Pelaksanaan Proses Pembelajaran di lahan Praktik
Pelaksanaan proses pembelajaran dilahan praktik mata kuliah kebidanan komunitas memberikan pengalaman nyata kepada peserta didik yang diarahkan kepada pencapaian keterampilan dalam mengkaji kondisi dan sarana pelayanan kesehatan dimasyarakat. Mengelola pelayanan kebidanan dimasyarakat, serta mengorganisir peran serta masyarakat dalam meningkatkan pelayanan Kesehatan Ibu dan Anak (KIA) di masyarakat.

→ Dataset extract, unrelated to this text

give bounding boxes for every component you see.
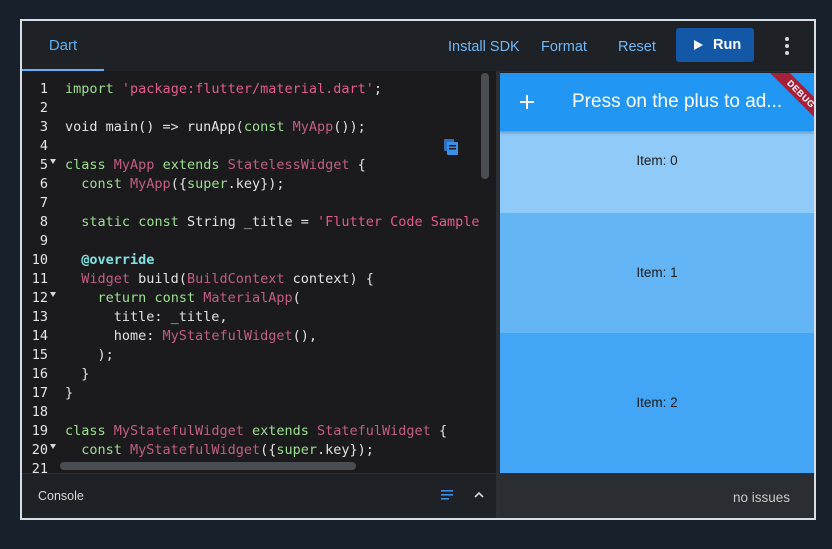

Diharapkan dengan adanya praktik klinik dilahan praktik mahasiswa yang telah melewati masa proses pembelajaran di kelas dan laboratorium, dapat menguasai kompetensi yang diharapkan. Dengan demikian dapat menghasilkan lulusan yang berkompeten. Meningkatkan mutu pendidikan dan akan menambah nilai tersendiri bagi institusi pendidikan dimata masyarakat.

Penilaian
Evaluasi hasil belajar mahasiswa dalam suatu mata kuliah sekurang-kurangnya merupakan gabungan dari tiga penilaian antara lain: Ujian Tengah Semester (UTS), tugas (pekerjaan rumah, pembuatan makalah, dan lain-lain), Kuiz (baik yang dipersiapkan maupun yang tidak dipersiapkan), laporan hasil praktikum (partisipasi, kerja lapangan/laboratorium), Ujian praktikum, Ujian Akhir Semester (UAS). Pedoman penilaian dengan menggunakan Pedoman Acuan Patokan (PAP), dan Pedoman Acuan Norma (PAN). Penilaian hasil belajar dinyatakan dengan hurup A,B,C,D dan E yaitu masing-masing bernilai 4,3,2,1 dan 0 (Depkes 1996). Penyelenggaraan penilaian dimaksudkan selain sebagai alat ukur penguasaan kompetensi dan pemahaman ilmu serta kemampuan penerapan mahasiswa dibidang profesinya, juga sebagai umpan balik terhadap penyelenggaraan pendidikan tenaga kesehatan baik program reguler maupun khusus.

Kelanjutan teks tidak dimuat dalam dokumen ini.